According to the Hidden London blog, the trees here were planted in 1808. They are mostly plane trees, but along the edge opposite where Waterstones is now (and where Collins Music Hall stood until it burned down in 1897) there’s a row of very fine lime trees. Grey squirrels and parakeets seem to enjoy them immensely, as does the enormous flock of pigeons that lives here.

Islington Green pigeons

The War Memorial, created by John Maine, was designed to resemble a twisted wreath and was inaugurated in 2007. Six years later the foundations needed to be dug again because they were inadequate for the weight of the stone, all eight tonnes of it – the memorial is made from stone quarried in Fujian, China, which is also where the carving took place.
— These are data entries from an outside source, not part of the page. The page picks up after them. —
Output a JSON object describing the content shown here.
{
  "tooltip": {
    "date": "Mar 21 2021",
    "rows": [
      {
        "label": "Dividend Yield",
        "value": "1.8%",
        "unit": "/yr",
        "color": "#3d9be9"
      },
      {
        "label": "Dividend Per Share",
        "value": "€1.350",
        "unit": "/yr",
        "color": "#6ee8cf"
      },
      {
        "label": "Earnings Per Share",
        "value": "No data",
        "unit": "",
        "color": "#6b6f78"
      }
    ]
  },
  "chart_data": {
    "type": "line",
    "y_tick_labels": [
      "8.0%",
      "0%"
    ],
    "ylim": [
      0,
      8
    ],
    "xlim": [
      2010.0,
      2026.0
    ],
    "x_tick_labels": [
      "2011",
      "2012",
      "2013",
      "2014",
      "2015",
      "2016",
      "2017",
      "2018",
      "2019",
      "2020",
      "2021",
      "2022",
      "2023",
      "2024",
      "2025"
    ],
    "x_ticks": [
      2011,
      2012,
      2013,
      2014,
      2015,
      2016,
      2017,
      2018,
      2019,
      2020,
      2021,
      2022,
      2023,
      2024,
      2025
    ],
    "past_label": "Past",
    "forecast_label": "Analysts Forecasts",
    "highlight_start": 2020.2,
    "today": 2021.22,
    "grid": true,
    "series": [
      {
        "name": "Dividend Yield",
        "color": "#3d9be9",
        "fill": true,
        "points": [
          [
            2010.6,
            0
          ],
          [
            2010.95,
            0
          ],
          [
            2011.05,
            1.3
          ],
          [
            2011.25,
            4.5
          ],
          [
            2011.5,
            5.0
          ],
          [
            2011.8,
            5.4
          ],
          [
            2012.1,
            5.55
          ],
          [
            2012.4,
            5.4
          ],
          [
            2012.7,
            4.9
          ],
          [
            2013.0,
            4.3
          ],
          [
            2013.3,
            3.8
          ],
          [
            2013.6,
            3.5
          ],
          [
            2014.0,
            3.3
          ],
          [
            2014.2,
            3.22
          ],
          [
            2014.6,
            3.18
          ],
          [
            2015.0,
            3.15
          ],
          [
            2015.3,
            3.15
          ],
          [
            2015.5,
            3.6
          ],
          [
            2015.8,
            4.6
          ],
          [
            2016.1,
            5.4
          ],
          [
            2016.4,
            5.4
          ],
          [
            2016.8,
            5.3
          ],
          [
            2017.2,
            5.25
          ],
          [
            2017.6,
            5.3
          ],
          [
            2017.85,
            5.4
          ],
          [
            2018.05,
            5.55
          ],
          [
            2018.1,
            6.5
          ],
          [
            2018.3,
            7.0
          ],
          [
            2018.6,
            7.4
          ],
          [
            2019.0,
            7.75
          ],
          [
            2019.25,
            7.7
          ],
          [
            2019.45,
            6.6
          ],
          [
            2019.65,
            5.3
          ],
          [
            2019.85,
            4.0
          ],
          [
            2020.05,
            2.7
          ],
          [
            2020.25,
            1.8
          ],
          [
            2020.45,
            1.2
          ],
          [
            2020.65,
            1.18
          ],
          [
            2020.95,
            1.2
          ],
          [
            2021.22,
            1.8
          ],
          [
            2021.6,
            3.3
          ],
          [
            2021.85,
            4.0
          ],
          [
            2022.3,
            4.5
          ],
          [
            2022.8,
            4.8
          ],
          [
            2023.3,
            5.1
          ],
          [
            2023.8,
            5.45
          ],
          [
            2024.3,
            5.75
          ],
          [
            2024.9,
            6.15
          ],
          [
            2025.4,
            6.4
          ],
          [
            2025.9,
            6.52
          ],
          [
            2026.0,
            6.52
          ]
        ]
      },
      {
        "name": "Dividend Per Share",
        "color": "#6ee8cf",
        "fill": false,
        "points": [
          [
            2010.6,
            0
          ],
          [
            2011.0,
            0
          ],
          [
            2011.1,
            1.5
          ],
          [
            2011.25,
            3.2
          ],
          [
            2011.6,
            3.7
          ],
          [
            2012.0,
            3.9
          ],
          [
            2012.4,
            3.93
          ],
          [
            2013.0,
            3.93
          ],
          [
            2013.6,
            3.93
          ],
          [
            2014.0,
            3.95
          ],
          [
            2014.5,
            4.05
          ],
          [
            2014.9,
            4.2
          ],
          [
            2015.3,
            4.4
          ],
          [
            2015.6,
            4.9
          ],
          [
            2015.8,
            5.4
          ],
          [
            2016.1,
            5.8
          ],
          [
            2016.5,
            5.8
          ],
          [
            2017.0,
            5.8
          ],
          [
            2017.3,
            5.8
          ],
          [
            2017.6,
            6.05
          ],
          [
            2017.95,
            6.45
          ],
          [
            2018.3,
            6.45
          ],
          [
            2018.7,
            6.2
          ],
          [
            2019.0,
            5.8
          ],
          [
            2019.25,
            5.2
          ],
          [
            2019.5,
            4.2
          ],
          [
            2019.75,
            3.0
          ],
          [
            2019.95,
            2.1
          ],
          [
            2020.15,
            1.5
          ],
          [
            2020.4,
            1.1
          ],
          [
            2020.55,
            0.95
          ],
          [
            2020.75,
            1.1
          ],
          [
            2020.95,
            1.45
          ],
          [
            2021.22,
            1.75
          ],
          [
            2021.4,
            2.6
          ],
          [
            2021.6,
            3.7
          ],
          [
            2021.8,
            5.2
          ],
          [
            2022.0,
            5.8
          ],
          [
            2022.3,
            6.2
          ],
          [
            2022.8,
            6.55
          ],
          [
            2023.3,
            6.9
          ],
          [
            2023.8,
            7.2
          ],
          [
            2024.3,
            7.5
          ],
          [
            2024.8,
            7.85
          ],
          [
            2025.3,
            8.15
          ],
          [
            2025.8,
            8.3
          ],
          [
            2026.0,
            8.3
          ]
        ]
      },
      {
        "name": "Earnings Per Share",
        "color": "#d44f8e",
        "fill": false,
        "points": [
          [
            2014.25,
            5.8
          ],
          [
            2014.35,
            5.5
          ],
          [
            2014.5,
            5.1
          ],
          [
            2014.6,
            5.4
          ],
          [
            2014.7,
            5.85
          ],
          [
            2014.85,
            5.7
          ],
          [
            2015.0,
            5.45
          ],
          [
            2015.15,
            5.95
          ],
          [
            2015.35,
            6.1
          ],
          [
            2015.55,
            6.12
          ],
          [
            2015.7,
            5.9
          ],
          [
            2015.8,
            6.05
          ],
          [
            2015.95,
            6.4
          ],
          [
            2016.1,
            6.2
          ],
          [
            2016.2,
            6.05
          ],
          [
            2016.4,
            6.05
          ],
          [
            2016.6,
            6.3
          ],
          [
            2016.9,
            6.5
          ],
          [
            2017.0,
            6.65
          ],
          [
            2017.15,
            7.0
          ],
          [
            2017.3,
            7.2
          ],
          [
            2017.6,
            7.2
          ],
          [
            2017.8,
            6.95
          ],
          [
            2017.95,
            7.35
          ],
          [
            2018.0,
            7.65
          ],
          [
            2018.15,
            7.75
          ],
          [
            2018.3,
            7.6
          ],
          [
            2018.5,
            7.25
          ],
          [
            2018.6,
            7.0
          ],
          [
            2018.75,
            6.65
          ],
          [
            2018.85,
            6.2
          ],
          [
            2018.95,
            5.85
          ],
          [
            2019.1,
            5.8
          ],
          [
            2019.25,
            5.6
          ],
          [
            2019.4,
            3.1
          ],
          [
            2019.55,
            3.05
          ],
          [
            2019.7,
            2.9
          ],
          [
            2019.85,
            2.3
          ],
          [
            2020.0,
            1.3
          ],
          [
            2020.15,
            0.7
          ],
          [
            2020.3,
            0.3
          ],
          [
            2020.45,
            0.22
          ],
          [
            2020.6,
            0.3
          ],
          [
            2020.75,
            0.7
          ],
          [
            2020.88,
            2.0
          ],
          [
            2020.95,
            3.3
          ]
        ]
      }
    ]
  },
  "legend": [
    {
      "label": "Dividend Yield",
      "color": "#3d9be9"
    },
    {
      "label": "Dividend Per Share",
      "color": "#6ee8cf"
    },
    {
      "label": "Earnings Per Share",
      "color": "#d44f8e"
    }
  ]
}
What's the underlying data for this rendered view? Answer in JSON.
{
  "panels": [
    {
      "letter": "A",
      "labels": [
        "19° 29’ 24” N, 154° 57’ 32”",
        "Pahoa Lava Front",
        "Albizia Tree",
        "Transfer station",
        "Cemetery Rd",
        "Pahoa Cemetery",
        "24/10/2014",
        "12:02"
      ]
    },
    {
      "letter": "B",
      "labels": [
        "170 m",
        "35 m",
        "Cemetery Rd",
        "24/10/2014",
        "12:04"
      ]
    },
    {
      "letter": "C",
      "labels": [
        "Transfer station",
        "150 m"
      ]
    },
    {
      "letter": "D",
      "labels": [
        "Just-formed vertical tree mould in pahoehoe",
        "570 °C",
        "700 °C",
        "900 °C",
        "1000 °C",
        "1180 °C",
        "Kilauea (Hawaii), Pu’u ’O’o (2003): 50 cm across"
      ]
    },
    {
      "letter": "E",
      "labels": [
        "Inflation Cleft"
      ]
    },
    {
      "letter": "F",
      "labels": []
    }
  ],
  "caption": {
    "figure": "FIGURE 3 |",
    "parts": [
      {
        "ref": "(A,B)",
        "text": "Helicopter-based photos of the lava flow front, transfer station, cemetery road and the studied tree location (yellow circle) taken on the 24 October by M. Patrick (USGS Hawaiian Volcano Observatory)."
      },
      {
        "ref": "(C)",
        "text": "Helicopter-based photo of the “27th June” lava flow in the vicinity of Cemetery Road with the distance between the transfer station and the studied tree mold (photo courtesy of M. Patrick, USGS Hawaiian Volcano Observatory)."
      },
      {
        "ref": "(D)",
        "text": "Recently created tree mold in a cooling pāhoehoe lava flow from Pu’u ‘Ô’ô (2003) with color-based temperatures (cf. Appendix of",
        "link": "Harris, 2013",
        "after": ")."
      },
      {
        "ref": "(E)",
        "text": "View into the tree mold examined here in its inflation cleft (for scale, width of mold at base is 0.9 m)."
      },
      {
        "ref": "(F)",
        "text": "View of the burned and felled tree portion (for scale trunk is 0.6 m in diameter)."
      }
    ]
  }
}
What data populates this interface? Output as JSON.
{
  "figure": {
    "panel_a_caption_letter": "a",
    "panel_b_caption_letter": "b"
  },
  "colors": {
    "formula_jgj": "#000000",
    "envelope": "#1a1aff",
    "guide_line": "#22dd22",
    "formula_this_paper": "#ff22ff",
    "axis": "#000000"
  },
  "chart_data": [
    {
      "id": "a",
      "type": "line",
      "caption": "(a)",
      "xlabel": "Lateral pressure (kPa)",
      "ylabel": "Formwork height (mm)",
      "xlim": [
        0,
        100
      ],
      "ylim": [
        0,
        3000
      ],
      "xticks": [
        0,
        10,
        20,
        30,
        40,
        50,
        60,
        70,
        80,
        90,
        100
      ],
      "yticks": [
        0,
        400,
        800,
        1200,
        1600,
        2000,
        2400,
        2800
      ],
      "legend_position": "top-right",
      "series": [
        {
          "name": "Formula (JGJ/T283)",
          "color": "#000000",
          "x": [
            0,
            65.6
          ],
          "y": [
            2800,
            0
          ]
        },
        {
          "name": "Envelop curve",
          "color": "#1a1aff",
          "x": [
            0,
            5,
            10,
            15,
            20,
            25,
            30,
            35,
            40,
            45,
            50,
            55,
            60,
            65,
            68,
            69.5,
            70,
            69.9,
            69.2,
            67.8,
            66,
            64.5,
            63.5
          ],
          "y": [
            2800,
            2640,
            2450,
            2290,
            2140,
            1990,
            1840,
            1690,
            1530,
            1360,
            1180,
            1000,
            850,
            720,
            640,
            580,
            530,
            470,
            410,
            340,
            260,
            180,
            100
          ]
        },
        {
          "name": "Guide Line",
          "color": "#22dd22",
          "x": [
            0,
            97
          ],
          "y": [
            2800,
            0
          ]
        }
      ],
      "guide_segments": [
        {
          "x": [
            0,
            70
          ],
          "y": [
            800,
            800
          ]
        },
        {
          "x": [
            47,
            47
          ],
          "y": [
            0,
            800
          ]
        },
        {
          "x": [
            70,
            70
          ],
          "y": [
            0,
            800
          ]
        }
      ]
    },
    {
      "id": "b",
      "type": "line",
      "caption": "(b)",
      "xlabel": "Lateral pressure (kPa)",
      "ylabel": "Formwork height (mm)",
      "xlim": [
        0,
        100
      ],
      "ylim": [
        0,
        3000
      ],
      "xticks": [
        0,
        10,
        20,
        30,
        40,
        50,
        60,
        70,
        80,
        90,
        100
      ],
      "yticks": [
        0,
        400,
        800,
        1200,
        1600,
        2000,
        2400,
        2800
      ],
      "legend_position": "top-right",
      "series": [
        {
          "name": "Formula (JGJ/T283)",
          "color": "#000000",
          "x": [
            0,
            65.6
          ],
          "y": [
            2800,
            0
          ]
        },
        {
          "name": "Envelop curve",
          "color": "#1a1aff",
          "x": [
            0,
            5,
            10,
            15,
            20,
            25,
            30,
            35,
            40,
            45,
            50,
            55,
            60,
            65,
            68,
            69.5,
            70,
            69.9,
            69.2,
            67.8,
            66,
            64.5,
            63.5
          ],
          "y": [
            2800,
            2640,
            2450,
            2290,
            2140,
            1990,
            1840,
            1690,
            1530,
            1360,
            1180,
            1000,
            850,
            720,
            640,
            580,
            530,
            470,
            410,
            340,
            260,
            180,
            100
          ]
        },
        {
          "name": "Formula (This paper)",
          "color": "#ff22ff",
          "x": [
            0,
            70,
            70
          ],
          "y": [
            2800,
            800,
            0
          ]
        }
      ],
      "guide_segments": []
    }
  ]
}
There are no names on the memorial itself, but there are plaques commemorating those who received the Victoria Cross, the highest medal for gallantry awarded in the UK. Frederick Parslow was serving on a merchant ship carrying over a thousand horses for the war effort when it was attacked by a U-Boat. Parslow gave the order to abandon ship, but then received a message from a Royal Navy destroyer to hang on as long as possible. He remained on the bridge, completely unprotected, while the U-Boat concentrated fire on the section, and he was killed. His son, also called Frederick Parslow, was the Chief Officer, and managed to hold out until the destroyer arrived. 20 men were killed, but the horses were saved.

Frederick Booth was awarded the Victoria Cross for rescuing an injured soldier alone, under heavy fire from the Germans, in what is now Tanzania.

Both men came originally from the Islington area, Booth from Holloway and Parslow from the Balls Pond Road.

There is another memorial here too, and I always visit it if I have time when I’m in Islington. This is in memory of Bob the Street Cat, who was the long-time companion of James Bowen, a Big Issue seller who used have a pitch outside Angel Station. Bowen found Bob as an injured young cat, and the two soon became inseparable. Bob passed away a few years ago, but fans of James and Bob (immortalised not only in bronze by sculptor Tanya Russell but in a book by Bowen called ‘A Street Cat Named Bob’ and in a film) raised money for the seat. I love that Bob is always dressed according to the season, and for autumn he is wearing a very natty scarf.

I was lucky to find the benches empty – there are normally people sitting here, under the trees, enjoying the bird song and some early morning sunshine. But today, for a few brief minutes, the messages on the two adjoining benches are clear as day. We are, indeed, stronger together, and there is no doubt that so many people deserve a second chance.